Always have a backup nav source — check the GPS warning flags during the scan, especially before relying on it for the approach. A failed GPS during an approach without an alternate is one of the most uncomfortable IFR positions.
Transponder — Mode A, C, S
- Mode A: Reports the squawk code (4-digit identifier).
- Mode C: Reports squawk + pressure altitude (encoded altitude).
- Mode S: Reports squawk + altitude + a unique aircraft identifier; supports ADS-B Out and TCAS.
Most modern IFR aircraft are Mode S equipped. Transponders are tested every 24 calendar months per 14 CFR § 91.413.
ADS-B Out — required where
ADS-B Out is required in the contiguous US per 14 CFR § 91.225 in:
- Class A, B, and C airspace
- Class E airspace at or above 10,000 ft MSL (excluding airspace at and below 2,500 ft AGL)
- Within 30 NM of a Class B primary airport (the "Mode C veil")
- Above the ceiling and within the lateral boundaries of Class B/C airspace up to 10,000 ft
- Class E over the Gulf of Mexico at or above 3,000 ft MSL within 12 NM of the US coast
ADS-B Out broadcasts position, velocity, and identity to other aircraft and ground stations. Replaces secondary radar in the airspace where it's required.
ADS-B In — receive traffic and weather
Optional but cheap. ADS-B In receivers display:
- TIS-B — Traffic Information Service Broadcast. Other aircraft positions on a moving map.
- FIS-B — Flight Information Service Broadcast.

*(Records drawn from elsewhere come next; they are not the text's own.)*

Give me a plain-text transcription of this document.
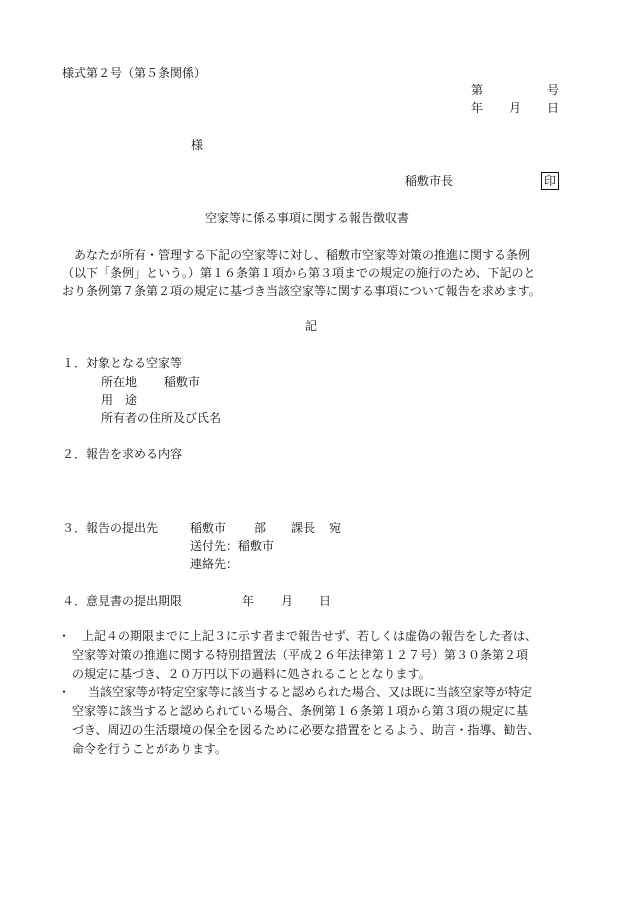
様式第２号（第５条関係）
第	号
年 月 日
様
稲敷市長	印
空家等に係る事項に関する報告徴収書
　あなたが所有・管理する下記の空家等に対し、稲敷市空家等対策の推進に関する条例
（以下「条例」という。）第１６条第１項から第３項までの規定の施行のため、下記のと
おり条例第７条第２項の規定に基づき当該空家等に関する事項について報告を求めます。
記
１．対象となる空家等
所在地 稲敷市
用　途
所有者の住所及び氏名
２．報告を求める内容
３．報告の提出先	稲敷市 部 課長 宛
送付先：稲敷市
連絡先：
４．意見書の提出期限	年 月 日
・ 上記４の期限までに上記３に示す者まで報告せず、若しくは虚偽の報告をした者は、
空家等対策の推進に関する特別措置法（平成２６年法律第１２７号）第３０条第２項
の規定に基づき、２０万円以下の過料に処されることとなります。
・	当該空家等が特定空家等に該当すると認められた場合、又は既に当該空家等が特定
空家等に該当すると認められている場合、条例第１６条第１項から第３項の規定に基
づき、周辺の生活環境の保全を図るために必要な措置をとるよう、助言・指導、勧告、
命令を行うことがあります。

METAR, TAF, NEXRAD radar mosaic, NOTAMs, AIRMETs/SIGMETs.
Caveat: FIS-B weather data is delayed by 5-15 minutes. Don't use it for tactical thunderstorm avoidance — only strategic. Same with traffic — TIS-B doesn't catch all aircraft (only those participating in the system).
Marker Beacons
Largely legacy. Most modern ILS approaches use DME or GPS in lieu of markers. Where they still exist:
- Outer Marker (OM): 4-7 NM from threshold. Low-pitched continuous dashes (2/sec). Purple/blue light.
- Middle Marker (MM): ~3,500 ft from threshold. Alternating dots and dashes (95/min). Amber light.
- Inner Marker (IM): Used on Cat II/III ILS only. High-pitched dots (6/sec). White light.
Marker receiver "TEST" position usually only tests the bulb, not the receiver — verify reception in flight by listening for the audio.